Senin, 20 Juli 2009

Luar Biasa Gisavo!!

Gisavo sungguh luar biasa. Ia berhasil mengatasi ketegangannya saat tampil menyanyi pada acara launching produk Mountea Starfruit rasa belimbing, di Bandung Indah Plaza (BIP), Minggu (19/7) sore. Padahal saat itu adalah kali pertama dia manggung di depan penonton yang lumayan banyak. Belum lagi, ia juga harus tampil bersama sejumlah penyanyi dewasa yang jelas-jelas bukan komunitasnya. Namun, dengan suara kanak-kanaknya yang khas, Gisavo sukses meluncurkan dua lagu. Lagu pertama berjudul “Aku Bisa” sedangkan lagu kedua berjudul “Cinta untuk Mama”. Meski ada beberapa nada yang sedikit meleset, secara keseluruhan penampilannya cukup memukau penonton. Tepukan hangat pun terdengar begitu dia merampungkan dua lagu.


Dua minggu lalu ajakan manggung di BIP memang sudah dilontarkan Kang Deni, guru vokal Gisavo di Purwa Caraka Music Studio (PCMS) Jalan Sriwijaya. Saat itu, Kang Deni memberi kabar mengenai rencananya mengajak Gisavo manggung di BIP pada Minggu (19/7). Meski belum mengetahui persis dalam rangka apa anakku tampil, aku mengiyakan ajakan tersebut. Gisavo pun begitu. Dia sangat bersemangat begitu mengetahui bakal naik panggung lagi setelah lama tidak tampil di depan umum. “Asyik, Gisa nyanyi di panggung lagi pak?” ujar anakku sumringah. “Iya, nanti Gisa manggung lagi sama Oom Deni. Gisa seneng kan naik panggung?” jawabku sambil bertanya.
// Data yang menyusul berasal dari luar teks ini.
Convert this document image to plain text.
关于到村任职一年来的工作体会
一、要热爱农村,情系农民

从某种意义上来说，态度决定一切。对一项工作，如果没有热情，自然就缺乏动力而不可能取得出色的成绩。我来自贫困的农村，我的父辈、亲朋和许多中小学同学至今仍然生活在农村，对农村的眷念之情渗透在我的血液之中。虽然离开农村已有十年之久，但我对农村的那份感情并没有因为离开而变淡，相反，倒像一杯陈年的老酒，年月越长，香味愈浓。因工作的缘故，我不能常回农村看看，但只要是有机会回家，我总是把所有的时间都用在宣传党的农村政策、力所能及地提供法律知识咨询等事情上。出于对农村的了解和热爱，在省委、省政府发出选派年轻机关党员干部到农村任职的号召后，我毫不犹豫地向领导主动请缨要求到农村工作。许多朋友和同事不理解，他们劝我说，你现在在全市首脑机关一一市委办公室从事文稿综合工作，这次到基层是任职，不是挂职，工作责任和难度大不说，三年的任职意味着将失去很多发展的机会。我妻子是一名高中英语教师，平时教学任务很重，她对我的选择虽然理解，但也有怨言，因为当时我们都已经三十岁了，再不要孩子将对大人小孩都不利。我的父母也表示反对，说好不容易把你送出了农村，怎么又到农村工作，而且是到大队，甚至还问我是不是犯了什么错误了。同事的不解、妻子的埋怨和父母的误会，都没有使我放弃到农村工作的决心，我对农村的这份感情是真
Dia mengangguk.

Kang Deni memang rajin mengajak anakku mentas. Entah lantaran usia anakku yang masih kecil ditambah badannya yang mungil atau memang suaranya bagus, aku tidak tahu. Toh, melihat keberaniannya menyanyi di atas panggung dan ditonton orang banyak, aku sudah cukup puas. “Gisa nanti nyanyi dua lagu: Aku Bisa dan Cinta untuk Mama,” kata Kang Deni, di PCMS Sriwijaya usai mengajari anakku menyanyi. Aku sempat kaget dengan rencana Kang Deni menyuruh Gisavo menyanyikan “Aku Bisa” mengingat lagu itu terbilang cukup sulit, baik dari sisi syair, maupun nada. Selain itu, Gisavo juga baru satu kali belajar menyanyikan lagu itu. Kalau lagu “Cinta untuk Mama” tak terlalu aku pikirkan. Dia sudah sangat hapal betul lagu itu. Untuk memudahkan latihan anakku, Kang Deni merekamkan minus one lagu "Aku Bisa". Sejak saat itu, anakku mulai berlatih di rumah, mendengarkan teks, lantas menyanyikannya diiringi musik.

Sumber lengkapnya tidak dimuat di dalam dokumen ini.